BALICITIZEN

Ikuti perkembangan terkini Indonesia di lapangan dengan berita berbasis fakta PosPapusa, cuplikan video eksklusif, foto, dan peta terbaru.

David van Rybroek dibuat bingung oleh kurangnya kesadaran sejarah di Belanda

Indonesia itu penting. Negara ini adalah negara terbesar keempat di dunia dengan jumlah penduduk – 268 juta – dengan jumlah Muslim terbesar menurut populasi. Itu adalah negara yang menulis sejarah dunia dalam revolusi melawan Belanda. Ya, secara tidak langsung mengarah pada pembentukan Uni Eropa, seperti yang dikatakan David van Rybroek dalam Revolusi, Yang akan dirilis akhir minggu ini.

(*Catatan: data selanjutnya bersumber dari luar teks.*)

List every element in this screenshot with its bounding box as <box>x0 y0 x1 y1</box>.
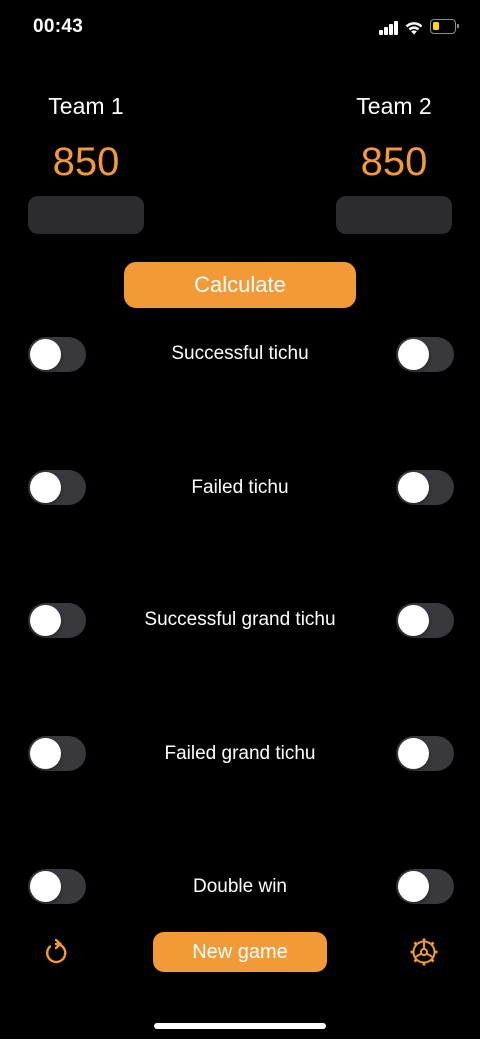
calculate-button[interactable]: Calculate <box>124 262 356 308</box>
team1-failed-tichu-toggle[interactable] <box>28 470 86 505</box>
toggle-knob <box>30 738 61 769</box>
toggle-knob <box>398 605 429 636</box>
toggle-knob <box>30 472 61 503</box>
team2-points-input[interactable] <box>336 196 452 234</box>
undo-icon[interactable] <box>41 937 71 967</box>
team2-failed-tichu-toggle[interactable] <box>396 470 454 505</box>
toggle-knob <box>30 605 61 636</box>
team2-score: 850 <box>360 140 428 184</box>
team1-score: 850 <box>52 140 120 184</box>
status-time: 00:43 <box>33 16 84 37</box>
team2-label: Team 2 <box>356 93 432 119</box>
team2-successful-grand-tichu-toggle[interactable] <box>396 603 454 638</box>
team1-successful-tichu-toggle[interactable] <box>28 337 86 372</box>
toggle-knob <box>398 871 429 902</box>
wifi-icon <box>405 22 423 35</box>
team1-label: Team 1 <box>48 93 124 119</box>
team2-successful-tichu-toggle[interactable] <box>396 337 454 372</box>
toggle-knob <box>30 871 61 902</box>
new-game-button[interactable]: New game <box>153 932 327 972</box>
toggle-knob <box>398 738 429 769</box>
double-win-label: Double win <box>193 876 287 897</box>
successful-grand-tichu-label: Successful grand tichu <box>144 609 336 630</box>
toggle-knob <box>30 339 61 370</box>
team1-points-input[interactable] <box>28 196 144 234</box>
team2-failed-grand-tichu-toggle[interactable] <box>396 736 454 771</box>
home-indicator <box>154 1023 326 1029</box>
toggle-knob <box>398 472 429 503</box>
successful-tichu-label: Successful tichu <box>171 343 309 364</box>
toggle-knob <box>398 339 429 370</box>
failed-grand-tichu-label: Failed grand tichu <box>164 743 316 764</box>
team1-double-win-toggle[interactable] <box>28 869 86 904</box>
settings-icon[interactable] <box>409 937 439 967</box>
team1-failed-grand-tichu-toggle[interactable] <box>28 736 86 771</box>
team1-successful-grand-tichu-toggle[interactable] <box>28 603 86 638</box>
battery-icon <box>430 19 459 34</box>
signal-icon <box>379 21 399 35</box>
team2-double-win-toggle[interactable] <box>396 869 454 904</box>
failed-tichu-label: Failed tichu <box>191 477 289 498</box>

Van Rybroek, yang dikenal dengan bukunya Kongo (500.000 eksemplar terjual), dan hampir dua ratus saksi diinterogasi untuk cerita pengadilannya. Bicaralah dengan sesepuh di Kalantsug, di desa pegunungan Nepal, di Jepang dan tentunya di Indonesia tentang pertempuran berdarah yang telah merenggut 200.000 nyawa.

Siapa yang paling suka? Dia tidak bisa memilih. Ambil contoh Siti Aisha: “Pada tahun 1947 dia bergabung dengan pemberontak. Dia mulai berbicara, gemetar di ranjang rumah sakit, dan aku merasa tidak pada tempatnya. Tapi kemudian dia mulai menyanyikan lagu-lagu pertempuran dengan suara yang kuat.”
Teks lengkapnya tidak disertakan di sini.